Étude concernant l’utilisation d’une ligne continue de délimitation à gauche de la voie 1 (GCGV1) vis-à-vis des entrées et des sorties d’autoroutes

Mercredi 21 mars 2012
Infrastructures de transport, Sécurité et Aménagement, Technologie
Autoroutes

L’objectif de cette étude de sécurité des autoroutes a été d’examiner l’efficacité d’un marquage (appelé « ligne continue à gauche de la voie 1 » ou LCGV1) visant à interdire les changements de voie depuis les voies intérieures vers la voie extérieure des autoroutes urbaines au niveau des bretelles de sortie et d’entrée. Ce traitement a été mis en place sur des sections d’autoroute dans la région métropolitaine de Montréal et depuis a proliféré au Québec. Le traitement LCGV1 a pour but d’atténuer le rabattement des usagers sortant de l’autoroute à la dernière minute et de faciliter l’insertion des usagers aux entrées d’autoroute. Lors de notre travail, d’importants efforts ont été réalisés pour élaborer une méthodologie d’analyse originale ainsi que pour rechercher et combiner différentes sources de données [les détails de l’étude sont disponibles dans l’article (1) et le mémoire de maîtrise (2)].

Pour des raisons de manque de données et de sécurité, une analyse de type « avant-après » est impossible hormis pour un site auquel la LCGV1 a été temporairement enlevée. Pour cette étude, nous avons suivi deux approches distinctes. La première approche consiste en une analyse transversale traditionnelle des accidents et la deuxième en une analyse substitutive de sécurité (reposant sur l’analyse des conflits). L’analyse transversale d’accidents se base sur un modèle de régression et sur un inventaire de sites comprenant les débits, les données géométriques et les données historiques d’accidents. L’analyse substitutive de sécurité explore les conflits arrière et les conflits d’entrecroisement en utilisant, comme mesure de conflit, le temps estimé avant collision TTC (time-to-collision) (3). L’analyse des conflits repose sur l’extraction automatique des trajectoires des véhicules et leur extrapolation à partir de données vidéo. Aux conflits s’ajoute la mesure des taux d’infraction bruts.

Pour l’étude transversale, nous étudions l’historique des accidents sur les autoroutes de Montréal entre les années 1999 et 2008. Les accidents sont regroupés par zone autour de chaque bretelle étudiée, longue de 200 et 400 m, en amont et en aval (l’ensemble amont-aval est aussi considéré). La longueur de 400 m est de l’ordre de grandeur des zones d’influence de bretelle utilisées dans le guide de conception HCM 2000 (4), ainsi qu’à la moyenne des distances entre bretelles dont les zones d’influence ne se chevauchent pas.

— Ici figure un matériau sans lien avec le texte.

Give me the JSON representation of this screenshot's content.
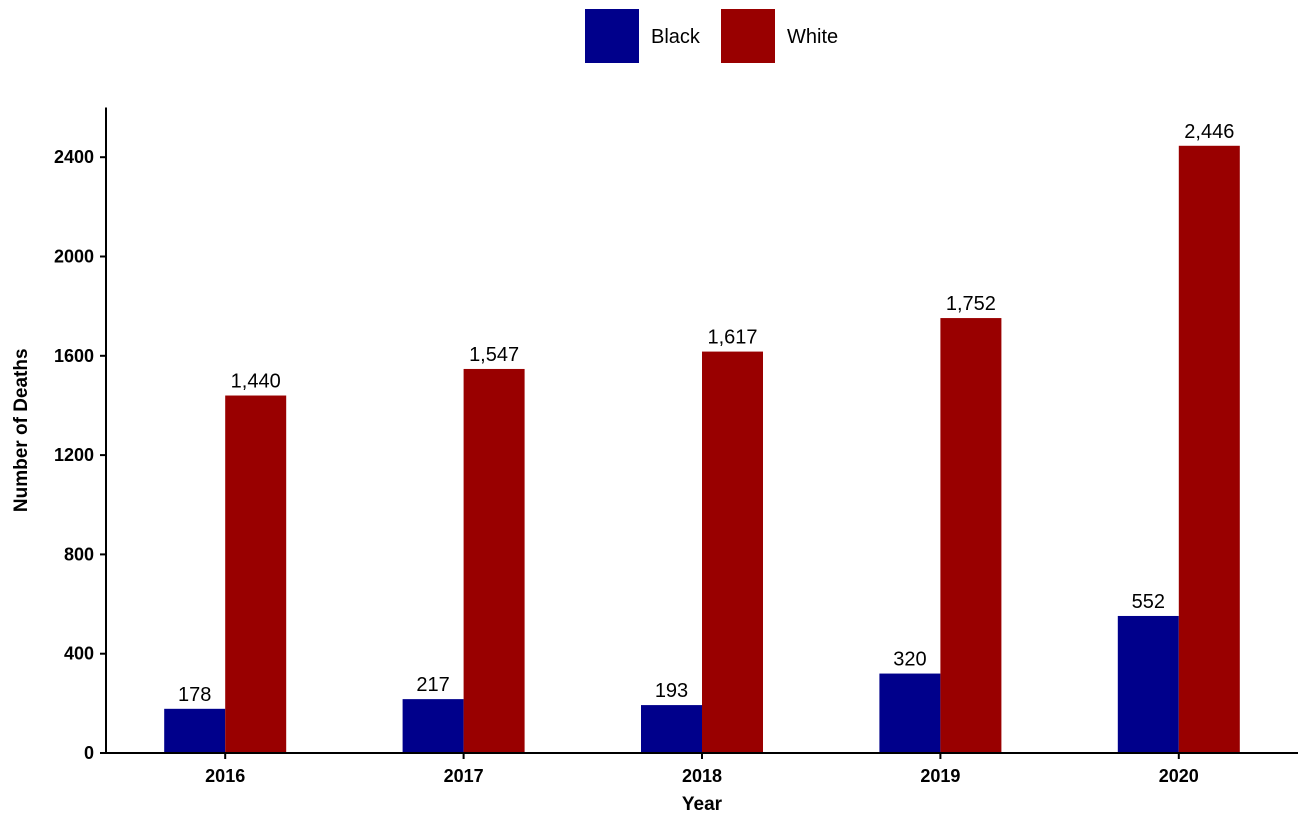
{
  "chart_data": {
    "type": "bar",
    "categories": [
      "2016",
      "2017",
      "2018",
      "2019",
      "2020"
    ],
    "series": [
      {
        "name": "Black",
        "color": "#00008B",
        "values": [
          178,
          217,
          193,
          320,
          552
        ],
        "labels": [
          "178",
          "217",
          "193",
          "320",
          "552"
        ]
      },
      {
        "name": "White",
        "color": "#990000",
        "values": [
          1440,
          1547,
          1617,
          1752,
          2446
        ],
        "labels": [
          "1,440",
          "1,547",
          "1,617",
          "1,752",
          "2,446"
        ]
      }
    ],
    "title": "",
    "xlabel": "Year",
    "ylabel": "Number of Deaths",
    "ylim": [
      0,
      2600
    ],
    "yticks": [
      0,
      400,
      800,
      1200,
      1600,
      2000,
      2400
    ],
    "ytick_labels": [
      "0",
      "400",
      "800",
      "1200",
      "1600",
      "2000",
      "2400"
    ],
    "grid": false,
    "legend_position": "top-center"
  }
}
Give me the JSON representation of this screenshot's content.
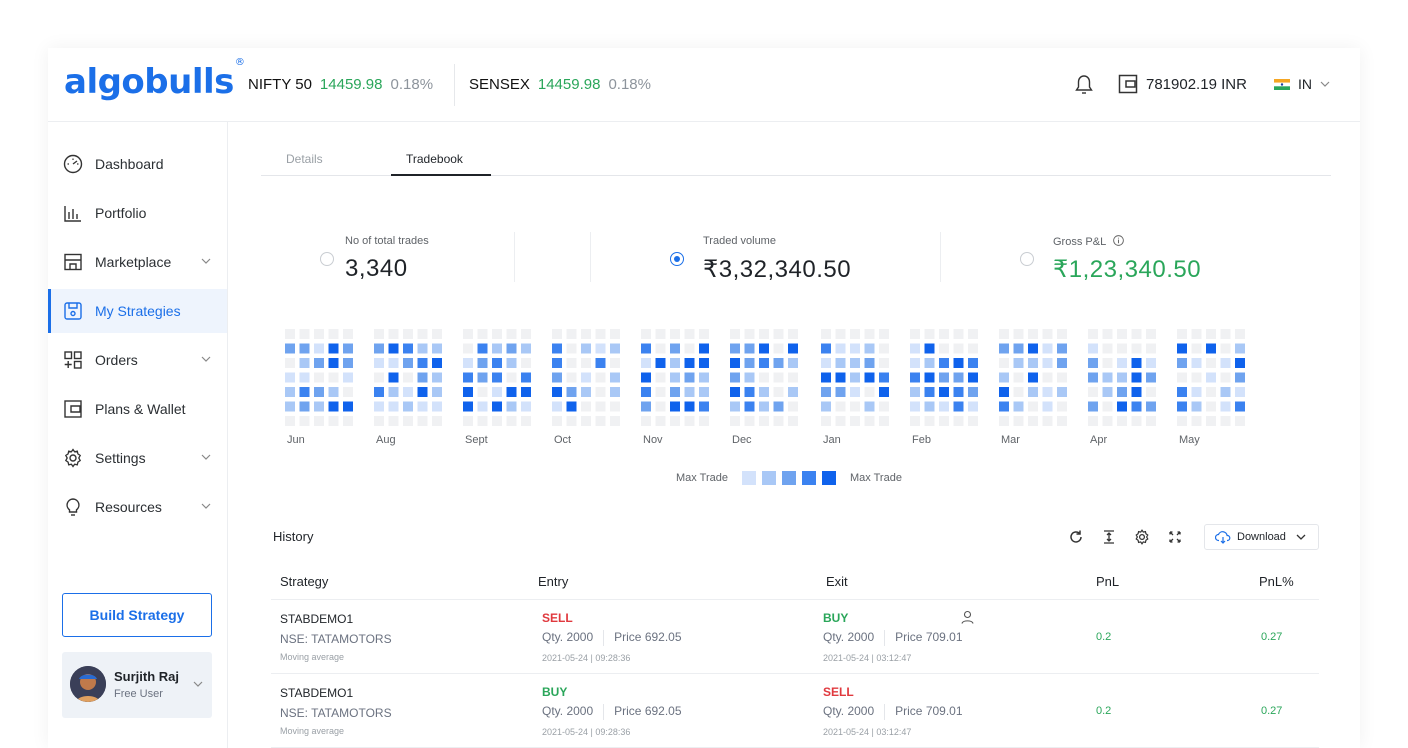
{
  "brand": {
    "logo": "algobulls",
    "reg": "®"
  },
  "header": {
    "tickers": [
      {
        "name": "NIFTY 50",
        "value": "14459.98",
        "pct": "0.18%"
      },
      {
        "name": "SENSEX",
        "value": "14459.98",
        "pct": "0.18%"
      }
    ],
    "balance": "781902.19 INR",
    "region": "IN"
  },
  "sidebar": {
    "items": [
      {
        "label": "Dashboard",
        "icon": "speedometer-icon"
      },
      {
        "label": "Portfolio",
        "icon": "bar-chart-icon"
      },
      {
        "label": "Marketplace",
        "icon": "store-icon"
      },
      {
        "label": "My Strategies",
        "icon": "save-icon"
      },
      {
        "label": "Orders",
        "icon": "grid-plus-icon"
      },
      {
        "label": "Plans & Wallet",
        "icon": "wallet-icon"
      },
      {
        "label": "Settings",
        "icon": "gear-icon"
      },
      {
        "label": "Resources",
        "icon": "bulb-icon"
      }
    ],
    "build_label": "Build Strategy",
    "user": {
      "name": "Surjith Raj",
      "role": "Free User"
    }
  },
  "tabs": {
    "details": "Details",
    "tradebook": "Tradebook"
  },
  "stats": {
    "total_trades": {
      "label": "No of total trades",
      "value": "3,340"
    },
    "volume": {
      "label": "Traded volume",
      "value": "₹3,32,340.50"
    },
    "gross": {
      "label": "Gross P&L",
      "value": "₹1,23,340.50"
    }
  },
  "heatmap": {
    "months": [
      "Jun",
      "Aug",
      "Sept",
      "Oct",
      "Nov",
      "Dec",
      "Jan",
      "Feb",
      "Mar",
      "Apr",
      "May"
    ],
    "legend_left": "Max Trade",
    "legend_right": "Max Trade",
    "colors": [
      "#f0f1f3",
      "#d3e2fb",
      "#a9c8f6",
      "#6fa3ef",
      "#3b82f0",
      "#0f62ec"
    ]
  },
  "history": {
    "title": "History",
    "download": "Download",
    "columns": [
      "Strategy",
      "Entry",
      "Exit",
      "PnL",
      "PnL%"
    ],
    "rows": [
      {
        "strategy": "STABDEMO1",
        "exchange": "NSE: TATAMOTORS",
        "note": "Moving average",
        "entry_side": "SELL",
        "entry_qty": "Qty. 2000",
        "entry_price": "Price 692.05",
        "entry_ts": "2021-05-24 | 09:28:36",
        "exit_side": "BUY",
        "exit_qty": "Qty. 2000",
        "exit_price": "Price 709.01",
        "exit_ts": "2021-05-24 | 03:12:47",
        "pnl": "0.2",
        "pnl_pct": "0.27"
      },
      {
        "strategy": "STABDEMO1",
        "exchange": "NSE: TATAMOTORS",
        "note": "Moving average",
        "entry_side": "BUY",
        "entry_qty": "Qty. 2000",
        "entry_price": "Price 692.05",
        "entry_ts": "2021-05-24 | 09:28:36",
        "exit_side": "SELL",
        "exit_qty": "Qty. 2000",
        "exit_price": "Price 709.01",
        "exit_ts": "2021-05-24 | 03:12:47",
        "pnl": "0.2",
        "pnl_pct": "0.27"
      }
    ]
  }
}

Avant de développer les modèles statistiques, nous avons fait les observations suivantes. Premièrement, le taux d’accident aux sites avec LCGV1 est supérieur au taux des sites sans LCGV1 mais, puisque l’application de la LCGV1 se fait de façon non aléatoire, cela peut simplement indiquer un biais de sélection. L’étude statistique transversale devra donc tenir compte, en plus du débit journalier moyen, de tous les facteurs géométriques pouvant expliquer une hausse d’accidents sur certains sites. Deuxièmement, le taux de gravité des accidents semble être égal entre les sites avec et sans LCGV1. De plus, les accidents sévères se produisent principalement durant les périodes hors pointe, lorsque la circulation est rapide et le débit, faible. On constate le contraire pour les accidents non sévères. Enfin, une légère migration des accidents est observée vers l’amont des sorties d’autoroute avec application de la LCGV1.

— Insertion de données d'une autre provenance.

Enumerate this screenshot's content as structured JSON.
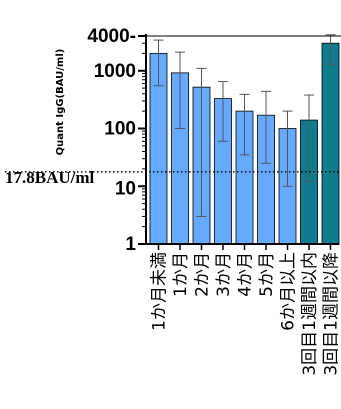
{
  "chart_data": {
    "type": "bar",
    "ylabel": "Quant IgG(BAU/ml)",
    "yscale": "log",
    "ylim": [
      1,
      4000
    ],
    "yticks": [
      {
        "value": 1,
        "label": "1"
      },
      {
        "value": 10,
        "label": "10"
      },
      {
        "value": 100,
        "label": "100"
      },
      {
        "value": 1000,
        "label": "1000"
      },
      {
        "value": 4000,
        "label": "4000-"
      }
    ],
    "threshold": {
      "value": 17.8,
      "label": "17.8BAU/ml"
    },
    "categories": [
      "1か月未満",
      "1か月",
      "2か月",
      "3か月",
      "4か月",
      "5か月",
      "6か月以上",
      "3回目1週間以内",
      "3回目1週間以降"
    ],
    "values": [
      2000,
      920,
      520,
      330,
      200,
      170,
      100,
      140,
      3000
    ],
    "error_low": [
      550,
      100,
      3,
      60,
      35,
      25,
      10,
      12,
      1300
    ],
    "error_high": [
      3400,
      2100,
      1100,
      650,
      390,
      440,
      200,
      380,
      4200
    ],
    "colors": [
      "#66aaff",
      "#66aaff",
      "#66aaff",
      "#66aaff",
      "#66aaff",
      "#66aaff",
      "#66aaff",
      "#0e7c8e",
      "#0e7c8e"
    ]
  }
}
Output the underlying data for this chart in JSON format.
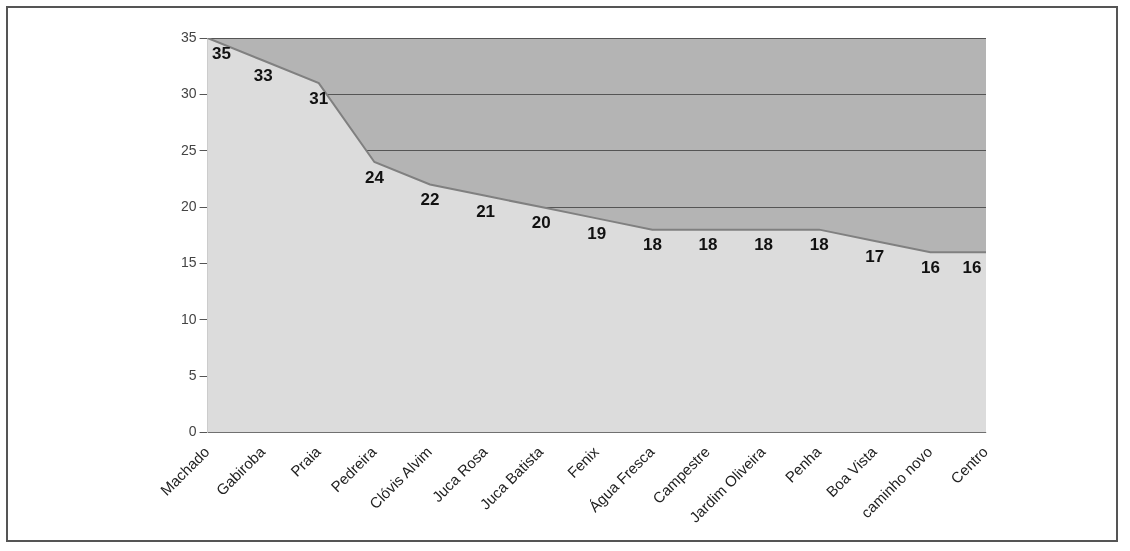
{
  "chart_data": {
    "type": "area",
    "categories": [
      "Machado",
      "Gabiroba",
      "Praia",
      "Pedreira",
      "Clóvis Alvim",
      "Juca Rosa",
      "Juca Batista",
      "Fenix",
      "Água Fresca",
      "Campestre",
      "Jardim Oliveira",
      "Penha",
      "Boa Vista",
      "caminho novo",
      "Centro"
    ],
    "values": [
      35,
      33,
      31,
      24,
      22,
      21,
      20,
      19,
      18,
      18,
      18,
      18,
      17,
      16,
      16
    ],
    "color": "#dcdcdc",
    "ylim": [
      0,
      35
    ],
    "yticks": [
      0,
      5,
      10,
      15,
      20,
      25,
      30,
      35
    ],
    "grid": "y",
    "data_labels": true
  }
}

En corrélant le débit journalier moyen et les facteurs géométriques aux différents regroupements des accidents, selon le site et la zone d’analyse, on observe une augmentation non significative des accidents après application de la LCGV1 aux entrées en amont et en aval. Pour les sorties, une corrélation négative entre LCGV1 et accidents, faible mais significative, est observé en amont. Les autres facteurs explicatifs sont le débit journalier moyen, le pourcentage d’usagers sortant ou entrant par rapport au débit de l’autoroute, les distances entre bretelles, la longueur d’insertion et la longueur des chevrons peints.

L’étude fait usage des caméras de sécurité du MTQ placées en bordure de l’autoroute afin de recueillir des données de comportement des conducteurs le long de la LCGV1. En raison de problèmes de champs de vision avec plusieurs caméras et du fait que l’usage premier de ces caméras n’est pas l’analyse comportementale, un système de collecte de données vidéo mobile a été conçu afin de compléter cette collecte. Ces caméras sont placées sur un poteau télescopique afin de couvrir de larges zones d’étude et de réduire les erreurs de détection causées par la parallaxe. De plus, l’installation discrète de la caméra vise à ne pas trop gêner ou distraire les conducteurs.

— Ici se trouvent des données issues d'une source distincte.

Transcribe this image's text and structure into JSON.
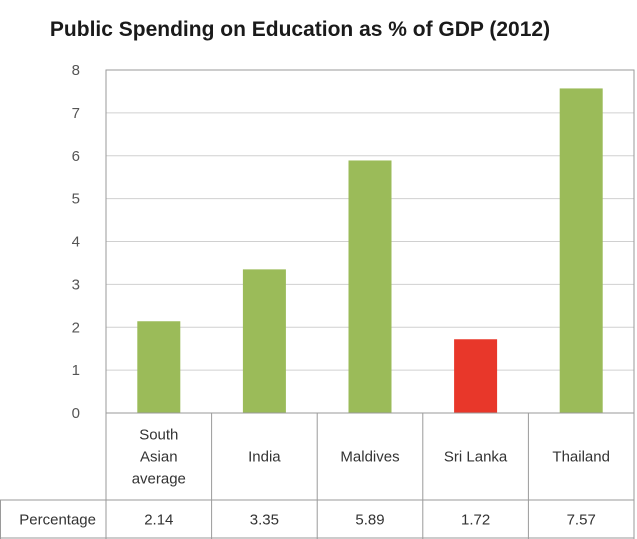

Les trajectoires sont extraites à l’aide d’une méthode classique de suivi de points caractéristiques (5). Les trajectoires sont ensuite analysées en les extrapolant à vitesse et direction constantes afin de détecter les collisions potentielles entre chaque paire de véhicules. Le TTC et l’emplacement de chaque collision potentielle sont enregistrés pour chaque image de la vidéo (avec environ 30 images par seconde). En théorie, lorsque le TTC diminue, la probabilité qu’un accident survienne augmente exponentiellement. L’étude repose sur l’observation des différences entre les distributions du TTC et des points de conflit entre sites comparables.

La figure 1 montre les répartitions cumulées des observations de conflit arrière selon le TTC mesuré sur neuf sites. On n’observe pas de tendance vis-à-vis de l’application de la LCGV1. Ces répartitions contrastent avec les répartitions cumulées des observations de conflit d’entrecroisement (figure 2) qui semblent indiquer un lien entre des TTC plus grands et la LCGV1 pour ces conflits.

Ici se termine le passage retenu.